Sequence Parallelism

Tensor parallelism, parallelizes the parts of the transformer layer that take the most time during training (attention and MLP) and as a result, it is computationally efficient.
However, it leaves the layer-norms as well as the dropouts after attention and MLP blocks intact and as a result, they are replicated across the tensor parallel group.
These elements do not require a lot of compute but demand a considerable amount of activation memory
- Quantitatively, the $10 s bh$ part of the above equation is due to these replicated operations and as a result they are not divided by the tensor parallel size t.
The operations are independent along the sequence dimension.
- This characteristic allows us to partition these regions along the sequence dimension s.
- Partitioning along the sequence dimension reduces the memory required for the activations.
- This extra level of parallelism introduces new communication collectives before which will act as converters between sequence and tensor parallel region
  - If you’re smart, you can write good communication imperatives and the communication bandwidth used for tensor parallelism and tensor together with sequence parallelism are the same

Combining smartly with Tensor-Parallelism

We need to fuse communication primitives used in Tensor Parallelism and use $g$ and $\overset{g}{ˉ}$ instead to avoid extra communication
- In a MLP block, the input X is split among the sequence dimension to do the LayerNorm. The result of the LayerNorm is then gather and split along the hidden dimension
$g$ is an all-gather operation along the sequence dimension in the forward pass
- reduce-scatter in the backward pass
$\overset{g}{ˉ}$ is a reduce-scatter in the forward pass
- all-gather in the backward pass
By splitting $A$ along its columns ( $A_{1}^{c}$ and $A_{2}^{c}$ ) and B along its rows ( $B_{1}^{r}$ and $B_{2}^{r}$ ), we avoid communications (for more details please see [19]) and arrive at $W_{1}$ and $W_{2}$ . These two tensors are not parallel anymore and need to be summed as $W = W_{1} + W_{2}$ before they are fed into the dropout layer. However, dropout needs its input to be parallel in the sequence dimension s.
Instead of summing and then parallelizing in the sequence dimension, we combine these two operations into a reduce-scatter operation. As a result, $\overset{g}{ˉ}$ can be a single reduce-scatter operation in the forward pass.
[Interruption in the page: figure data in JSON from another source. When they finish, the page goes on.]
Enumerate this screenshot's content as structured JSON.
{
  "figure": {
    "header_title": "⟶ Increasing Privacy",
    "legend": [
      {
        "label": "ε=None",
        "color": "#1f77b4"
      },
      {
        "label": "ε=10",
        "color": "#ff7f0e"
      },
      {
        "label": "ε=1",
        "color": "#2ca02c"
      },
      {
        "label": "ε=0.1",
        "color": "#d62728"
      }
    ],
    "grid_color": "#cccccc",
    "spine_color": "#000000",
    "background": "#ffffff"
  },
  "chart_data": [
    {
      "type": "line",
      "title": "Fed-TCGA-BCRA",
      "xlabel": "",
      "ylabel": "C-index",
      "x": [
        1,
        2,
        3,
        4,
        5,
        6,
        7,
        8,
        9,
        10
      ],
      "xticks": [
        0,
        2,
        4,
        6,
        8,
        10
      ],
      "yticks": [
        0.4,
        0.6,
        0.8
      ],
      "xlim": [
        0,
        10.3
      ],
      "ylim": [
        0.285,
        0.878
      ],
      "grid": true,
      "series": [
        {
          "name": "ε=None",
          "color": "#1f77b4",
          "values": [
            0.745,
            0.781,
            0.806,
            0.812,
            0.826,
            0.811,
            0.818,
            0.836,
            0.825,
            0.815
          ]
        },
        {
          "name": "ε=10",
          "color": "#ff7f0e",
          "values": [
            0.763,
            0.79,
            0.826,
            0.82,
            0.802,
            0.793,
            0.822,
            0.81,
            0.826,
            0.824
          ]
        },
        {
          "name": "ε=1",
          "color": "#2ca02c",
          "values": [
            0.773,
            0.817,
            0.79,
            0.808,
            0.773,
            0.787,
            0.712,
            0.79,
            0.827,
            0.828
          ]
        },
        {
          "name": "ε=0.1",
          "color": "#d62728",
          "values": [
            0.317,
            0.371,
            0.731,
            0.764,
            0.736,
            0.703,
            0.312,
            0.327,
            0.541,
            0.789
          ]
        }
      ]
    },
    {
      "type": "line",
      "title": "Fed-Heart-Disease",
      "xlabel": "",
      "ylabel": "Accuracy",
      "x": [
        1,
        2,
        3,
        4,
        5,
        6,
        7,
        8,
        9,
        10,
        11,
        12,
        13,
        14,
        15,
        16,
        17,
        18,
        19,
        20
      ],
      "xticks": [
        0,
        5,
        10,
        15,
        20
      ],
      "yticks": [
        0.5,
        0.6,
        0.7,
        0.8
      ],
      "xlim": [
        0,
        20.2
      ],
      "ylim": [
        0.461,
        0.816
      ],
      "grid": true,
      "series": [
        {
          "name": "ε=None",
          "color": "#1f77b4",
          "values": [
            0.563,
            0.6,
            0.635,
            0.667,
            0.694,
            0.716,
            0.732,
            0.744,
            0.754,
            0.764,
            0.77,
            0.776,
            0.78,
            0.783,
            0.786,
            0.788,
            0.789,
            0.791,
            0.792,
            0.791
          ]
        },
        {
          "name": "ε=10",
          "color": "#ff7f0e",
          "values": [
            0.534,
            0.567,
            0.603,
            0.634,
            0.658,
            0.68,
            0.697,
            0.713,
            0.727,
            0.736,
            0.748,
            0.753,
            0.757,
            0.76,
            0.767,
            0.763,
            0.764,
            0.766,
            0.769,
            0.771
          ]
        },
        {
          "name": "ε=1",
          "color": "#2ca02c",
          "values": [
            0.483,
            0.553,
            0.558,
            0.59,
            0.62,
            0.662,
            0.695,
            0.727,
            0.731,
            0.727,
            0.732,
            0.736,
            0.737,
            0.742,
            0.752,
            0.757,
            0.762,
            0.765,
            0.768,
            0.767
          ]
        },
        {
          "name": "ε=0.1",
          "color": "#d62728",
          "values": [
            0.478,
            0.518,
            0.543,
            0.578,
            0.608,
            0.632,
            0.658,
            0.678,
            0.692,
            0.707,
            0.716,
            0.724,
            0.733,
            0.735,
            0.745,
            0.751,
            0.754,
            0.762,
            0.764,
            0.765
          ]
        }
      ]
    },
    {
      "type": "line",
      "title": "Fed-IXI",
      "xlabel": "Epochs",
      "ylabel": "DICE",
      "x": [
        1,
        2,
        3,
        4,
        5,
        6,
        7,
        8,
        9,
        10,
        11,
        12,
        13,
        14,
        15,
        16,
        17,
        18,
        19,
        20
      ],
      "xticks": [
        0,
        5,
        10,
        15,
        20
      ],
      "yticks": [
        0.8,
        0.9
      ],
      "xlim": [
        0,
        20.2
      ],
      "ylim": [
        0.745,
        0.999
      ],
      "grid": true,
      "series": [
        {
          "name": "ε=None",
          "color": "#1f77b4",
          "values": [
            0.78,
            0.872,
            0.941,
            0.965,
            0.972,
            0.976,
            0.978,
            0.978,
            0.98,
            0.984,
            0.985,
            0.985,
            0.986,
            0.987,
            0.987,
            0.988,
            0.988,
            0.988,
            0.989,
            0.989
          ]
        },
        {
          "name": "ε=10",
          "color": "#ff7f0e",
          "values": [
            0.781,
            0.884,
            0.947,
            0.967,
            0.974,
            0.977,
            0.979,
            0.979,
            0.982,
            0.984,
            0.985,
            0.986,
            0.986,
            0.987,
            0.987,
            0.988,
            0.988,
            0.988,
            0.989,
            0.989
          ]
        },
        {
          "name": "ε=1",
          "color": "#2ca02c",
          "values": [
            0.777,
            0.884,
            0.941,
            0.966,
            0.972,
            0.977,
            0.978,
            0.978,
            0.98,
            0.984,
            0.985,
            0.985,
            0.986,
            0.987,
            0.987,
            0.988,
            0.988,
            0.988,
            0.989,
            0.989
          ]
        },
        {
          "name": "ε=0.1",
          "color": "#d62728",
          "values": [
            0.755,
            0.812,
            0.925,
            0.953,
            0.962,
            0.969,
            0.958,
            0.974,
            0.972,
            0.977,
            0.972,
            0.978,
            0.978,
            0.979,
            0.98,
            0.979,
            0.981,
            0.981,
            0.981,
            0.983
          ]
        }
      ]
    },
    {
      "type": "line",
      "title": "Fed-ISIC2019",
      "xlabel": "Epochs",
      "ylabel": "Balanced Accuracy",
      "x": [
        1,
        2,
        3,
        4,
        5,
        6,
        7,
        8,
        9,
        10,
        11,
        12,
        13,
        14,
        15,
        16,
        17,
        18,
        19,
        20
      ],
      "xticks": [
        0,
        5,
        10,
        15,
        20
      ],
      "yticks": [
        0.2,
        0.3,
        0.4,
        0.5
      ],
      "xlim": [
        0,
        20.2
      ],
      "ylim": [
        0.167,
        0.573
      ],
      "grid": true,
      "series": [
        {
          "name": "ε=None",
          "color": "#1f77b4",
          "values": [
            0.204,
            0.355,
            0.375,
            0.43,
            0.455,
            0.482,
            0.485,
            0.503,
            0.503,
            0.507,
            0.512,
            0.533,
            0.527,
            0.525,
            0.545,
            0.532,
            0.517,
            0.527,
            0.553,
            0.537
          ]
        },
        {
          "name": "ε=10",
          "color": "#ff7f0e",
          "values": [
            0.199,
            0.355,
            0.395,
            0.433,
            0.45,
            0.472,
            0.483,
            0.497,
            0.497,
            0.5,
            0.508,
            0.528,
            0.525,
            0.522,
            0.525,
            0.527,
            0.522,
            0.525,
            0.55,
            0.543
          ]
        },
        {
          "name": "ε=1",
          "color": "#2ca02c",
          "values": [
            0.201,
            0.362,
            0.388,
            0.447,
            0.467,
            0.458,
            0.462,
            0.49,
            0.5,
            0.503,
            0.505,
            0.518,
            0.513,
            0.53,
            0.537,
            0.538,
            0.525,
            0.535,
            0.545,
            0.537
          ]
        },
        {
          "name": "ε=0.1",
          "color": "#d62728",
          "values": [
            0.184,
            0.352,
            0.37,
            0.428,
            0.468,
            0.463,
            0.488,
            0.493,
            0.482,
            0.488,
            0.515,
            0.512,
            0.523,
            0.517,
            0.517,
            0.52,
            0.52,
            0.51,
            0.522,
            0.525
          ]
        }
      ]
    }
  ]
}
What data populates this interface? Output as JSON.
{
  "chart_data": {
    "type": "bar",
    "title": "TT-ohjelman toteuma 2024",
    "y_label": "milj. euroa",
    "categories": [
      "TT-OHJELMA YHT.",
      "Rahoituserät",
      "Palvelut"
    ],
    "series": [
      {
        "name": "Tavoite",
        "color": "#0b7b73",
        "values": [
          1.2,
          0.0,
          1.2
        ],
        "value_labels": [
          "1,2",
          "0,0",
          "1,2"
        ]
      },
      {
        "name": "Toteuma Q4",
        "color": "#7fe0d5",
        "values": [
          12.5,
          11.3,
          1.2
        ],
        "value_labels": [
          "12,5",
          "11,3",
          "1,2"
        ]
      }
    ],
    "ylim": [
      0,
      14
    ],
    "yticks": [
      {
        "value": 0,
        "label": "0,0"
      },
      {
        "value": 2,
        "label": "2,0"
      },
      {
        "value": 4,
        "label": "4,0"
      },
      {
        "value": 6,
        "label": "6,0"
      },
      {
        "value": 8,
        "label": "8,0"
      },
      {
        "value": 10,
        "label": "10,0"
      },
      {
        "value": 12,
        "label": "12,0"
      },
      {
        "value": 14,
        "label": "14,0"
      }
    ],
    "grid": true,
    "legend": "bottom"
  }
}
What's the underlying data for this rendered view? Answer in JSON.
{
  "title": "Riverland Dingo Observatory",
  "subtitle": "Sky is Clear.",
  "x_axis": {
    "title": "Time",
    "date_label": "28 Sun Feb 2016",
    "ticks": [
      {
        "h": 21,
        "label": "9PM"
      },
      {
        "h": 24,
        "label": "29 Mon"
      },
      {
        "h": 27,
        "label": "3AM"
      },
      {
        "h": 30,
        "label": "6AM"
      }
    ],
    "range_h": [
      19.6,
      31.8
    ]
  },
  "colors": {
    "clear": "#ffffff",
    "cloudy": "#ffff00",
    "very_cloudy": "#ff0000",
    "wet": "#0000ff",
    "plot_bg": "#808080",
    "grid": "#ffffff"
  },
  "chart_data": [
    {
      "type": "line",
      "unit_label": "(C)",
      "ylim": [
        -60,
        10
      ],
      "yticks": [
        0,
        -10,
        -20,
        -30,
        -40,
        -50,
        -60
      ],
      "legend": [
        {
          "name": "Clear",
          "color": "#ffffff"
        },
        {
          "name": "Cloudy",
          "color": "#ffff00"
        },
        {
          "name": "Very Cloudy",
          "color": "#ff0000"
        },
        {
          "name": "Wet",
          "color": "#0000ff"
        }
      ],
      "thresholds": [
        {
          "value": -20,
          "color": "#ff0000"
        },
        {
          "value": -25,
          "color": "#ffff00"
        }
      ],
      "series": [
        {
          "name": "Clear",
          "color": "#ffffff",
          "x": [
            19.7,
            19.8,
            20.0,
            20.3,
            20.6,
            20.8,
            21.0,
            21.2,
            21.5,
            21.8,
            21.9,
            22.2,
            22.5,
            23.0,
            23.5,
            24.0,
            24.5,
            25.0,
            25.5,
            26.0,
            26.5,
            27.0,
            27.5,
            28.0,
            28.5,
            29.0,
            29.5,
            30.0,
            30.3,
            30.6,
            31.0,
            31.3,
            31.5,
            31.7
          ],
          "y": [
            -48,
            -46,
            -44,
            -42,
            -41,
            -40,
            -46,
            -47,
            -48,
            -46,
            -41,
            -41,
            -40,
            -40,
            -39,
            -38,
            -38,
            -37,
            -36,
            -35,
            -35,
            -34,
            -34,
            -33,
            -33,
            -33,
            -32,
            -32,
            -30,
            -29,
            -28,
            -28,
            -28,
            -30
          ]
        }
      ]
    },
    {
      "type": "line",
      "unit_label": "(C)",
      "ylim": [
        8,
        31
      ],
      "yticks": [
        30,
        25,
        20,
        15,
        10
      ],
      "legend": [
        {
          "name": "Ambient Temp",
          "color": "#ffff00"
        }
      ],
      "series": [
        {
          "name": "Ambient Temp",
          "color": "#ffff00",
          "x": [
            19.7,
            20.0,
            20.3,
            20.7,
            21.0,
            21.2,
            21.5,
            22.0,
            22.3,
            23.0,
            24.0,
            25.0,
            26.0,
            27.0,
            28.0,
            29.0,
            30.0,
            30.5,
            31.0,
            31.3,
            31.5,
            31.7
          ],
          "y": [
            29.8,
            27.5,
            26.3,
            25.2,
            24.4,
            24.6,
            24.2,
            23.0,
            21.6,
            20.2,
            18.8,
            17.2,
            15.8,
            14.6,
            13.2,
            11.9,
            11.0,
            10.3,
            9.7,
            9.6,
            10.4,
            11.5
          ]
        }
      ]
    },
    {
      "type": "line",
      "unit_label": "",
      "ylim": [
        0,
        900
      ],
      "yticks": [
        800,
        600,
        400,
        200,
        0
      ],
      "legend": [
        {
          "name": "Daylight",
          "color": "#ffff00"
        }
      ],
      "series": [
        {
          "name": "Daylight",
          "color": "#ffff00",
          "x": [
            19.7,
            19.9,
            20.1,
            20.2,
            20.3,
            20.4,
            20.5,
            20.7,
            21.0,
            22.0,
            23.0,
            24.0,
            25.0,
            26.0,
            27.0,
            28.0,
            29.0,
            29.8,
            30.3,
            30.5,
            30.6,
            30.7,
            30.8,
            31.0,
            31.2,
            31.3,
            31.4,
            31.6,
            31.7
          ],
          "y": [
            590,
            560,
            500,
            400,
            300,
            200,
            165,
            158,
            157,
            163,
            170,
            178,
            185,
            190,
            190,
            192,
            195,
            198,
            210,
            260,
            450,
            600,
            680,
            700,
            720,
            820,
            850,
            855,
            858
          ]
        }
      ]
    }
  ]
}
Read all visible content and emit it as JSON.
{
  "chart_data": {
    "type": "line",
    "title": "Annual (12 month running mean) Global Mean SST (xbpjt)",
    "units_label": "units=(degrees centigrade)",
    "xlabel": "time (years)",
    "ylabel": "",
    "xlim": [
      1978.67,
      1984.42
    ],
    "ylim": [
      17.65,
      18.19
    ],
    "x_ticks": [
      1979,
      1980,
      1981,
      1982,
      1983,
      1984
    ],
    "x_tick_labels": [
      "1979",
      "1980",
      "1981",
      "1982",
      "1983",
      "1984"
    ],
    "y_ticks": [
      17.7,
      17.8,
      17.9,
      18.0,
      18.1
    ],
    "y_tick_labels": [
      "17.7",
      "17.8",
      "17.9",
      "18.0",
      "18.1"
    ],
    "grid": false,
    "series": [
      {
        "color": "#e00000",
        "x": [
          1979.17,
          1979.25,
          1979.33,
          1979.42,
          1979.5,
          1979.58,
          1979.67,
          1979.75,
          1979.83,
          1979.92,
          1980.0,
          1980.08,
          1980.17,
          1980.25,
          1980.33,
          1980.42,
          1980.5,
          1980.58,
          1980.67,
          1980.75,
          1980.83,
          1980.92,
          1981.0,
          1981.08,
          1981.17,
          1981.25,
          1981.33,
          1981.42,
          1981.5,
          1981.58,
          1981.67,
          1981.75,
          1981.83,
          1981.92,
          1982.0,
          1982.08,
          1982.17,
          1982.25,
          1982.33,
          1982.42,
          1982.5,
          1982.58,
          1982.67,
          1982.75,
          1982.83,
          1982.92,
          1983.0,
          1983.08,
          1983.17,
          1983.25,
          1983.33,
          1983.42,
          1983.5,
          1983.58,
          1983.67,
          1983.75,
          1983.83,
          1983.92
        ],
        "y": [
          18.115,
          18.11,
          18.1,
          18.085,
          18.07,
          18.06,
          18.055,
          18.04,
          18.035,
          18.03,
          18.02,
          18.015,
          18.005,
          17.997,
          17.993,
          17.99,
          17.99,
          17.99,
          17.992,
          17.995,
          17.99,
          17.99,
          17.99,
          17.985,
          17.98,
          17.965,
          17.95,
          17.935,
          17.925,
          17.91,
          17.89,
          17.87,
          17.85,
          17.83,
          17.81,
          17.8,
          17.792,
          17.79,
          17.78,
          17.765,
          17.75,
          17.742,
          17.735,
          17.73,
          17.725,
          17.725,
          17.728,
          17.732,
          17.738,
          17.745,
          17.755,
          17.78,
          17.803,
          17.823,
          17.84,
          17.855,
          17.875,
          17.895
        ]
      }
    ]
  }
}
Tensor parallelism requires four all-reduces in a single forward and backward pass whereas tensor together with sequence parallelism requires four all-gathers and four reduce-scatters in a single forward and backward pass.
At the first look, it seems that tensor with sequence parallelism requires more communications compared to tensor parallelism.
However, we note that a ring all-reduce is composed of two steps: a reduce-scatter followed by an all-gather. As a result, the communication bandwidth used for tensor parallelism and tensor together with sequence parallelism are the same. Therefore, sequence parallelism does not introduce any communication overhead.